Carolina y su hijo Joel acaban de pasar por caja. «Estoy muy enfadada porque hay gente que no ha hecho las cosas bien y tenemos que pagar todos. No es justo. Se suponía que teníamos que estar diez personas y eso no se ha respetado. Y la gente que no respeta perjudica a los demás... ¡Mi familia no ha venido en Navidad!», exclama con el puño cerrado. Encarni, tras escuchar a Carolina en la puerta del supermercado, se suma a la conversación: «Ha habido macrofiestas, todo el mundo lo sabe. Y a los dos días la gente empezó a enfermar. Y hay gente muy mal, muy mal. Lo estamos pagando». Manuel, de 77 años, dice que está bien. «No es lo mismo estar libre que encerrado –apunta–, pero me encuentro bien. Estamos pagando justos por pecadores». Eva regresa a casa y lamenta muchísimo la situación, pero cree que «nadie intencionadamente, sabiendo que está contagiado, va a ir a ningún sitio a contagiar a los demás. Si no tienes síntomas es difícil saber si lo tienes o no... Todo esto es muy difícil».
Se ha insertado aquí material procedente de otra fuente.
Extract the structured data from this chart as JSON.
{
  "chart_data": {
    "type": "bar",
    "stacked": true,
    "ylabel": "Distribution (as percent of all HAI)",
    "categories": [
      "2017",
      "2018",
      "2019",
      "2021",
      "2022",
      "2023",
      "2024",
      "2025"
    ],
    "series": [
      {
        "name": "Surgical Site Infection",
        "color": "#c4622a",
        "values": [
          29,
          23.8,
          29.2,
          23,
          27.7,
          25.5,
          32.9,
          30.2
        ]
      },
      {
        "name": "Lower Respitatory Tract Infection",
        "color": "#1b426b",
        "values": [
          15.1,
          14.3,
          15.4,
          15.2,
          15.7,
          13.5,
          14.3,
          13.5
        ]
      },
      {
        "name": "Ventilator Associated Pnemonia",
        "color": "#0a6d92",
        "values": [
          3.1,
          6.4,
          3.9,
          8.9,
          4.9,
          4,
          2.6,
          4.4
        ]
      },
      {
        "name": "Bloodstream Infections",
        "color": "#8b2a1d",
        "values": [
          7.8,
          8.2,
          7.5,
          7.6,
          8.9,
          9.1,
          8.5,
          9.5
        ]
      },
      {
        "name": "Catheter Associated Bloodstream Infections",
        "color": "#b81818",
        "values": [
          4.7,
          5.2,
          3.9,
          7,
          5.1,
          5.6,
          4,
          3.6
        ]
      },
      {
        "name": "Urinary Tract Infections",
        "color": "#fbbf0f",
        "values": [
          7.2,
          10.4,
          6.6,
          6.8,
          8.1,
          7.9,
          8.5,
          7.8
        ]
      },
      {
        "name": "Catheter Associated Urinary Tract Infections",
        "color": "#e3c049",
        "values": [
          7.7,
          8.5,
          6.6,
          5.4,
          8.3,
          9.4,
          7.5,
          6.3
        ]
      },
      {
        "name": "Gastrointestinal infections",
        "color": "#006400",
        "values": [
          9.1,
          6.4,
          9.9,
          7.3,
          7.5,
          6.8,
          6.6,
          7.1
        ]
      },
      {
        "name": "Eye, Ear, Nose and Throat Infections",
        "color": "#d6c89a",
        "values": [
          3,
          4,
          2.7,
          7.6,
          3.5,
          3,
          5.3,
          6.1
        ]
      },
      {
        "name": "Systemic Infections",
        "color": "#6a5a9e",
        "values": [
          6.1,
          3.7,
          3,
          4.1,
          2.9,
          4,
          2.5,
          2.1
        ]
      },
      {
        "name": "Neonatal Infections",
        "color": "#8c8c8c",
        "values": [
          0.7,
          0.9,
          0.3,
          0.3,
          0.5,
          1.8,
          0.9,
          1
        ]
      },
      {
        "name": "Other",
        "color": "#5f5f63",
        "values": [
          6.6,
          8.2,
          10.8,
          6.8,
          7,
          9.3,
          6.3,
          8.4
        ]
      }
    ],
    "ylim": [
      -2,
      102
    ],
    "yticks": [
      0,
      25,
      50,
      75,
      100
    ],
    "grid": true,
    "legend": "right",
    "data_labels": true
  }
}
«Ha habido macrofiestas, todo el mundo lo sabe. Y a los dos días la gente empezó a enfermar»

Luce el sol en Cogollos Vega. Hace un día magnífico. En la entrada del municipio, dos agentes de policía controlan el paso. Los coches gotean a cada rato. El aire mueve las hojas y en la calle reina una sensación de desamparo. De vacío. De la panadería se escapa un aroma a pan recién hecho que se cuela en los pulmones. El señor con sombrero, sin mover el bastón del suelo, aspira el aire lentamente. Restituto termina su sesión de bicicleta y se coloca la mascarilla. «Esta tarde me subo otra vez».